Moreover, the DoJ arsenal includes not only the VRA, but statutory remedies such as the National Voter Registration Act of 1993 (NVRA) —- which it relied upon, for example, in its successful effort to strike down Arizona’s proof of citizenship requirements for new voters —- and rights guaranteed by the 1st Amendment (right of association relating to new attempted restrictions on voter registration), as well as rights to due process and equal protection (14th Amendment) and the constitutional prohibition of poll taxes embodied in the 24th Amendment.
As Brad Friedman reported, on the same day that Holder delivered his Urban League speech, the North Carolina GOP passed “the most extreme anti-voter bill..since the Jim Crow era.” The sheer breadth of the bill, which not only imposed one of the nation’s strictest polling place Photo ID restrictions but which, per Hasen, contains “a laundry list of ways to make it harder for people to vote,” suggests that the GOP mistakenly believes that the Court’s Shelby County decision now permits them to suppress the vote with impunity.

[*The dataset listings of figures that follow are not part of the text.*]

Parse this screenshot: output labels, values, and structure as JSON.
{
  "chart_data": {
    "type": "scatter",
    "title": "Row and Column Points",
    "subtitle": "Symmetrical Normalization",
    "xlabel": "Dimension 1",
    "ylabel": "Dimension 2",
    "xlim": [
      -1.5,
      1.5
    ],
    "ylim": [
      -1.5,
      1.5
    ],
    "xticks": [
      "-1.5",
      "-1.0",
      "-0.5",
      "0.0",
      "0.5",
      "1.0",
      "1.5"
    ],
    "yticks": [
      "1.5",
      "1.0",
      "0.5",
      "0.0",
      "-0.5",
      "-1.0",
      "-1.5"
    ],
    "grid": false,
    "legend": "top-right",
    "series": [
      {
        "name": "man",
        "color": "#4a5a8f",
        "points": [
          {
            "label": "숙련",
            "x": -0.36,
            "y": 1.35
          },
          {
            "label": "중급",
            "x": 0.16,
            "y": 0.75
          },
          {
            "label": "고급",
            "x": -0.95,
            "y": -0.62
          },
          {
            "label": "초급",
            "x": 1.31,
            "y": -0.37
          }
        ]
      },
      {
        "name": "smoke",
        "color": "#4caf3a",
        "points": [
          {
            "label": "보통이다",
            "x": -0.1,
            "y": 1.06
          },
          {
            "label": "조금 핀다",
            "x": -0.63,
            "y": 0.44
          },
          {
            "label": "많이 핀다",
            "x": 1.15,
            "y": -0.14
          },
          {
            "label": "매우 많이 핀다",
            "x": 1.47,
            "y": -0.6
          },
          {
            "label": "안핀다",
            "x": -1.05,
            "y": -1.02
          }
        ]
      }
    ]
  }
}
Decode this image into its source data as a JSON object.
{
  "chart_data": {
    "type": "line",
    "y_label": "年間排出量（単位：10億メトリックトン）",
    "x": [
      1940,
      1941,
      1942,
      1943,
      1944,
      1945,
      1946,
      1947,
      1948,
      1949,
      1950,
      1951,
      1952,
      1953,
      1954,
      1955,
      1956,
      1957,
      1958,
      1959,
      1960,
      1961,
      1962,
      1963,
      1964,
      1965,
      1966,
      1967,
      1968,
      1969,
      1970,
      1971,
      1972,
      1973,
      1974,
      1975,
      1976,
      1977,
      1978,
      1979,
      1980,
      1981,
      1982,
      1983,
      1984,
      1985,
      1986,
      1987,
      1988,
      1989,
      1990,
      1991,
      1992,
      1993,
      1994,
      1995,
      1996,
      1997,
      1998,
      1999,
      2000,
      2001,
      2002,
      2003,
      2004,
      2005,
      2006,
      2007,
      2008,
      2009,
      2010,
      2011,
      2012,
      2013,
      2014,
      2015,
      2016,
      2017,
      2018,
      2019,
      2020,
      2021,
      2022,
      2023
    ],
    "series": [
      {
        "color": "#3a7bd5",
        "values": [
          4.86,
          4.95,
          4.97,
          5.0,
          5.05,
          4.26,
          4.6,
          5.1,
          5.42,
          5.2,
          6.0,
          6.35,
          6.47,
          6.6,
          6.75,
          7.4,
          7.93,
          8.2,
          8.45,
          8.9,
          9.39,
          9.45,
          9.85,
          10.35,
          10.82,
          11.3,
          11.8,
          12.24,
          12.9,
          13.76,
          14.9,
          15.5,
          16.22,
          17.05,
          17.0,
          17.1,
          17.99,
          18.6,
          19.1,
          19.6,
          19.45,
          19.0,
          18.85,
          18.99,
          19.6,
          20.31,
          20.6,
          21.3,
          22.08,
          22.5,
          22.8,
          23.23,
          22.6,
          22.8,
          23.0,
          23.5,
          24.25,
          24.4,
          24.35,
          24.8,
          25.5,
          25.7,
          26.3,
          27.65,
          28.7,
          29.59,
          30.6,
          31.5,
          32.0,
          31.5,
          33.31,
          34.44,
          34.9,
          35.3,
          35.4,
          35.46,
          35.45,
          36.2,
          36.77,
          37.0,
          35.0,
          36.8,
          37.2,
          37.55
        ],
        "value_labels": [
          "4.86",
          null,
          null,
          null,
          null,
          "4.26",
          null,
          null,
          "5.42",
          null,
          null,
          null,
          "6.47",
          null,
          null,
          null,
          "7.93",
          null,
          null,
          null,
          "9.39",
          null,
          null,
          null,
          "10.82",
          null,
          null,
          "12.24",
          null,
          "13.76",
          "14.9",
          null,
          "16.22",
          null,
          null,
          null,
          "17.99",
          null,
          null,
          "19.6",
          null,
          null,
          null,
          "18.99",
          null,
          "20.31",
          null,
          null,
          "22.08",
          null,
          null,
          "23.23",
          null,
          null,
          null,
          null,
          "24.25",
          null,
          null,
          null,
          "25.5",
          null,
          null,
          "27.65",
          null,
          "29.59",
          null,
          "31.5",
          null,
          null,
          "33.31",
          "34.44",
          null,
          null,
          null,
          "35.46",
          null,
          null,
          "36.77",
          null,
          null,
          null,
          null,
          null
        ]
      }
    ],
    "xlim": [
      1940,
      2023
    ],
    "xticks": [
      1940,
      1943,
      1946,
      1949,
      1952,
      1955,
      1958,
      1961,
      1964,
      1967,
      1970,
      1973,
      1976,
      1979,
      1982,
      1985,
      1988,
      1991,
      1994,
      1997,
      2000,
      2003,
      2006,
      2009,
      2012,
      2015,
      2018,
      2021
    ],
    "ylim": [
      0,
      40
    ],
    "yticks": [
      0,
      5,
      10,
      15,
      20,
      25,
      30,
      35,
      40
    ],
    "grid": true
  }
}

But where Hasen sees the NC bill as “a nightmare for voting-rights advocates,” those advocates might wish to consider whether the extreme nature of the bill is a blessing-in-disguise because it makes the GOP’s blatant effort to game the system by suppressing the vote so readily apparent.
That proved to be the case last Fall when an arrogant PA House Majority Leader Mike Turzai (R) boasted that a polling place Photo ID law that threatened to disenfranchise between 758,000 and 1.6 million voters, would “allow Governor Romney to win the state of Pennsylvania” in the 2012 Presidential Election. That voter suppression law was passed by a GOP majority legislature even though, as the Commonwealth was later forced to admit, it was unaware of any instance of in-person voter impersonation (the only type of voter fraud that can possibly be deterred by polling place Photo ID restrictions) as having occurred at any time in the storied history of one of our nation’s founding states. Indeed, the Commonwealth admitted that it was unaware of any cases of in-person voter fraud having occurred elsewhere, either.
The PA GOP’s effort at partisan gaming was so transparent that it prompted the DoJ to submit a four-page letter seeking 16 broad categories of documents that the DoJ felt were needed to evaluate whether the Keystone State’s Photo ID law complied with federal laws barring discriminatory election laws. It also triggered revulsion on the part of Stanley R. Lawson, Sr., a 70-year-old, who had previously served as the chair of the Dauphin County Republican Party. Lawson, who was also the head of the Harrisburg chapter of the NAACP stated bluntly: “This whole thing stinks.”
In the case of North Carolina’s newly passed voter suppression bill, the outrageous overreach of the NC GOP’s assault on a foundational right that so many fought and died to protect was captured in a single photo of an elderly, Korean War Navy veteran being led away by a state trooper, as he clutches his cane with his zip-tied hands.
When the GOP acts in such a shameless and open manner to suppress the vote, as it did in both PA and NC, it runs the risk of a significant backlash at the polls —- blow-back that could prove quite effective if the DoJ succeeds in blocking voter suppression by using “all tools” at its disposal.
Now, if we could only get the government to focus not simply on the right to cast a vote, but on what is needed to insure that every lawfully cast vote is both accurately and transparently counted.